John, I’m not leaving anyone in the lurch. Anyone can book a coaching session or join my support group. My blog is always here as are my YouTube videos. I no longer answer tapering or symptom questions outside of coaching or my support group. I was getting hundreds of questions a week that came in 24 hours a day that I answered for free. It was not a sustainable business model or healthy for me. I wish I could help everyone the moment that they need it. But I cannot. I try my best to share free blogs and videos that help. I am available either one or one or through my group coaching Monday through Friday and Sunday! I’m here to help.

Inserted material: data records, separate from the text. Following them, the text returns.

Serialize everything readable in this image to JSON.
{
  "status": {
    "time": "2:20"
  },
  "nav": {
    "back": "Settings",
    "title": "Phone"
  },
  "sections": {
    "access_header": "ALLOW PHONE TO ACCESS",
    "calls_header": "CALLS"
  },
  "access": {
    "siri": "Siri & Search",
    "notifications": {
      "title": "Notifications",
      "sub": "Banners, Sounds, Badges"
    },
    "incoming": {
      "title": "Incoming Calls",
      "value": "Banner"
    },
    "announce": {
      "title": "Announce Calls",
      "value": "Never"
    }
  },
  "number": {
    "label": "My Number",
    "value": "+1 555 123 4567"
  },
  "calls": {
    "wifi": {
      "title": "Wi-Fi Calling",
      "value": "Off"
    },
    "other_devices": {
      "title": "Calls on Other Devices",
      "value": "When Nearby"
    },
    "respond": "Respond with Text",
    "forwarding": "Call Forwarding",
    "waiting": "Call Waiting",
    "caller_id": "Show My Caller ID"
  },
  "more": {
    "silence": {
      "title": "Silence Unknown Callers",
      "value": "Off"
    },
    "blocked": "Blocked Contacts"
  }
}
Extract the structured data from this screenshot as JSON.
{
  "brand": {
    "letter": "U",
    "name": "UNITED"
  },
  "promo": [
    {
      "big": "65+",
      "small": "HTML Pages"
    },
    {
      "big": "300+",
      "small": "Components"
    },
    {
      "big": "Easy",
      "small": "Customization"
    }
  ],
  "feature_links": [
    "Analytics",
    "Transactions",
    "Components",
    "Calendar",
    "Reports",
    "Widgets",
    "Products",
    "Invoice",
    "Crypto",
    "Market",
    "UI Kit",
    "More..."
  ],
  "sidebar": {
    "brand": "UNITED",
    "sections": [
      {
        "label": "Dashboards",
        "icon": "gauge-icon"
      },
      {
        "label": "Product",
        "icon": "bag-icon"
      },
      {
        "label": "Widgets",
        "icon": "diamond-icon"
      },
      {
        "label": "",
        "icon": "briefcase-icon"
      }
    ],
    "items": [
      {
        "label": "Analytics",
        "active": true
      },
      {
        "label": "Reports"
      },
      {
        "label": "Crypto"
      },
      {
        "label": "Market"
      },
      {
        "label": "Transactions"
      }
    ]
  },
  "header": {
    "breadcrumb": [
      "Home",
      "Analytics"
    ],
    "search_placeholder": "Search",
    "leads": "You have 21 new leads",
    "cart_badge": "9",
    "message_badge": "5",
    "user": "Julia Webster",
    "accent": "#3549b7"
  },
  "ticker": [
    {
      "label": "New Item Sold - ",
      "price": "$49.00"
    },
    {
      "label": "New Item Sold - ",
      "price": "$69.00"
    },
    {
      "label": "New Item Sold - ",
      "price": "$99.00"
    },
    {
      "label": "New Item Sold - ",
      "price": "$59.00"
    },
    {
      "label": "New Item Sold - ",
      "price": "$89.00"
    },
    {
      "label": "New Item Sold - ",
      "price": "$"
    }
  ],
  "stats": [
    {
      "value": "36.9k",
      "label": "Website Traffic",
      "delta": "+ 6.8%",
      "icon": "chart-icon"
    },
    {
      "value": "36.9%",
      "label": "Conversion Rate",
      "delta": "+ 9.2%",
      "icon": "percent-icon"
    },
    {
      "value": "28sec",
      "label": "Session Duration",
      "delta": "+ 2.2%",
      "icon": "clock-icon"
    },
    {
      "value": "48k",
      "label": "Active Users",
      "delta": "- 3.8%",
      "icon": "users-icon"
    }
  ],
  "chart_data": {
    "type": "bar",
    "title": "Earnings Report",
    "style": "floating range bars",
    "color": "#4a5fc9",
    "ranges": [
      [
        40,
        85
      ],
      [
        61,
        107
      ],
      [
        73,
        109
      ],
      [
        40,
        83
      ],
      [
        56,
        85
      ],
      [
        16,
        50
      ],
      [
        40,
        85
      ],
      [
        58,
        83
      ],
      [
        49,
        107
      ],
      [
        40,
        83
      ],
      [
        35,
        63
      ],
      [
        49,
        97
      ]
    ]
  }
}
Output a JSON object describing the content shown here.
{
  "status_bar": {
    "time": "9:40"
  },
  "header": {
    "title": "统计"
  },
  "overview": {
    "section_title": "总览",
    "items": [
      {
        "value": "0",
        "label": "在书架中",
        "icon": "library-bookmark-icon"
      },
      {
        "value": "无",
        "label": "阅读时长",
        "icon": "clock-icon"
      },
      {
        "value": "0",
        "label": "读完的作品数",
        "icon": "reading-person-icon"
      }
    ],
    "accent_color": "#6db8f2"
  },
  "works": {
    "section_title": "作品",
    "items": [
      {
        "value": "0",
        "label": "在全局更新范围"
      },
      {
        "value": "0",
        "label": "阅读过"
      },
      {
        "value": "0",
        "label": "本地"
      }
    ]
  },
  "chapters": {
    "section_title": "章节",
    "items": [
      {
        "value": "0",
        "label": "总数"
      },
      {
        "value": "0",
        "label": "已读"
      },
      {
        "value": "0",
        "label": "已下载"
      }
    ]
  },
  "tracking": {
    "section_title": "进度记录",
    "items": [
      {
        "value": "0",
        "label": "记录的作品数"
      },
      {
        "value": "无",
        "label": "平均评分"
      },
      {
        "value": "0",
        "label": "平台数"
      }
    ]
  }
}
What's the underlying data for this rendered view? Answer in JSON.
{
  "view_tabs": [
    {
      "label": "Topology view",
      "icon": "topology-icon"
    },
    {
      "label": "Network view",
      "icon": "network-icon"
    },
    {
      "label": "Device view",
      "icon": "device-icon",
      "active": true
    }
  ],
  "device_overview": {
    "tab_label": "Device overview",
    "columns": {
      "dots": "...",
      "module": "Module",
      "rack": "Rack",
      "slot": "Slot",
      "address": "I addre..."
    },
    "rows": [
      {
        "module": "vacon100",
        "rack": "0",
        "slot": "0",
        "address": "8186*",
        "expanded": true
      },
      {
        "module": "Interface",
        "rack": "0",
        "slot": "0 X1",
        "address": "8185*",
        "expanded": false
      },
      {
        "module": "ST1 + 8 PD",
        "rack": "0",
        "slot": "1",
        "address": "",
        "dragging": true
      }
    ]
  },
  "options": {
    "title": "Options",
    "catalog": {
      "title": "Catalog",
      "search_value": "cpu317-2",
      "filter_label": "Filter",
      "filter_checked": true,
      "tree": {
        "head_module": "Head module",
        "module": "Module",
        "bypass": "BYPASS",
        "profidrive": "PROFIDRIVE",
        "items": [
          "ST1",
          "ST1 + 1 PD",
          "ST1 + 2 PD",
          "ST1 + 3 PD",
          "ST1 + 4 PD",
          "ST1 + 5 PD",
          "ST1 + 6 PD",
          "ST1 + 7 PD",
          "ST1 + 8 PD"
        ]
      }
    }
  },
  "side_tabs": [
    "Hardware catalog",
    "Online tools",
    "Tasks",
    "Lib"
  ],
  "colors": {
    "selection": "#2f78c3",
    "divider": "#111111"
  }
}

In reply to Karen’s comment because I was curious. I haven’t followed Matt Samet’s story much at all. I did see an interview with him somewhere from as recent as Dec 2021. It appears that he is still rock climbing??? How would someone still suffering from withdrawal symptoms be able to do this?
I had vertigo early on. Woke up with it pretty bad. Now it’s diluted down to “boatiness” that comes and goes. I’m not fully knowledgeable of Matt’s symptoms or his story, but I can say that at this point, I can’t even look at someone on the television set standing on something tall, like just a high building on a patio, without thinking: “Wow. wonder if and when I will ever not feel the dizziness when I walk on a bridge or ride an escalator” – let alone go rock climbing.